Staff Pick
One of the greatest short novels of the 20th century. A lost classic! Recommended By Adam P., Powells.com
Synopses & Reviews
This powerful short novel describes the events of a single afternoon. Alwyn Tower, an American expatriate and sometime novelist, is staying with a friend outside of Paris, when a well-heeled, itinerant Irish couple drops in—with Lucy, their trained hawk, a restless, sullen, disturbingly totemic presence. Lunch is prepared, drink flows. A masquerade, at once harrowing and farcical, begins.

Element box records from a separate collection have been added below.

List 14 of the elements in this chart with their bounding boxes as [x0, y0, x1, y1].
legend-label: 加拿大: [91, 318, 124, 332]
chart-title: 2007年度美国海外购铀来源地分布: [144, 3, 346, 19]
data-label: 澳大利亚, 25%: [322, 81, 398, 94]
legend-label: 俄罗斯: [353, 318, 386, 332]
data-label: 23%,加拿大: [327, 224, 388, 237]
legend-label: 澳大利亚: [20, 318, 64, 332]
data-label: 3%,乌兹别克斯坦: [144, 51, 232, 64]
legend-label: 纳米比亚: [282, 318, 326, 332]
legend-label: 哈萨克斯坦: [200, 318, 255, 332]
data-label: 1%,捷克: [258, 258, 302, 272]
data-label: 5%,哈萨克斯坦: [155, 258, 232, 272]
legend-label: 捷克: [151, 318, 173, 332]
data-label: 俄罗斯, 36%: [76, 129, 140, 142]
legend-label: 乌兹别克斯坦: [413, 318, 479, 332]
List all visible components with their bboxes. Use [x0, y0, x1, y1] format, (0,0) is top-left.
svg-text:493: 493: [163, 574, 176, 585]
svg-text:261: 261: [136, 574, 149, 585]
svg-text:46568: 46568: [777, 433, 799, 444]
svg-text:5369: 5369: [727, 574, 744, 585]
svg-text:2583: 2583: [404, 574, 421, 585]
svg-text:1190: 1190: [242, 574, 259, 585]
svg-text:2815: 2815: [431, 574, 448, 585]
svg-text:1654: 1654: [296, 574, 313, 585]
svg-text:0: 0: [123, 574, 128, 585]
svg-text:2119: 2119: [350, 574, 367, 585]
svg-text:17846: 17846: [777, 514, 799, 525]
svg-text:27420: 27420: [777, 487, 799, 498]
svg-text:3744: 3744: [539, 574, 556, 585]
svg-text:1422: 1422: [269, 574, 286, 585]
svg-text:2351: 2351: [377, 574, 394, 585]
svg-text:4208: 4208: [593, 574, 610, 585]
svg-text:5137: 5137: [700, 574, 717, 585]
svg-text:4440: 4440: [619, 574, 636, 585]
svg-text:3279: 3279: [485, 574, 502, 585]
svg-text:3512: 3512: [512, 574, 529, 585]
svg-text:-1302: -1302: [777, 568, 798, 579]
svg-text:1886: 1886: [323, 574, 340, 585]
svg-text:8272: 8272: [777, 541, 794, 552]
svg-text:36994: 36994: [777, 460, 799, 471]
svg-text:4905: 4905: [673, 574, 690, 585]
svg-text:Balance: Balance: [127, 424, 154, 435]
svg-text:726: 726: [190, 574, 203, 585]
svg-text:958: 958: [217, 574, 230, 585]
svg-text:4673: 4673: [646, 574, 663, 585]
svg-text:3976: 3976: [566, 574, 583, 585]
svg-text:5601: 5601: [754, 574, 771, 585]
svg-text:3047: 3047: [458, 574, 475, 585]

A work of classical elegance and concision, The Pilgrim Hawk stands with Faulkner’s The Bear as one of the finest American short novels: a beautifully crafted story that is also a poignant evocation of the implacable power of love.
About the Author
Glenway Wescott (1901–1987) grew up in Wisconsin, but moved to France with his companion Monroe Wheeler in 1925. Wescott’s early fiction, notably the stories in Goodbye, Wisconsin and the novel The Grandmothers (in which Alwyn Tower, the narrator of The Pilgrim Hawk, makes his first appearance), were set in his native Midwest. Later work included essays on political, literary, and spiritual subjects, as well as the novels The Pilgrim Hawk and Apartment in Athens (also available as an NYRB Classic). Wescott’s journals, recording his many literary and artistic friendships and offering an intimate view of his life as a gay man, were published posthumously under the title Continual Lessons.
Michael Cunningham is the author of five novels, A Home at the End of the World, Flesh and Blood, The Hours (which won the 1999 Pulitzer Prize in Fiction), Specimen Days, and By Nightfall.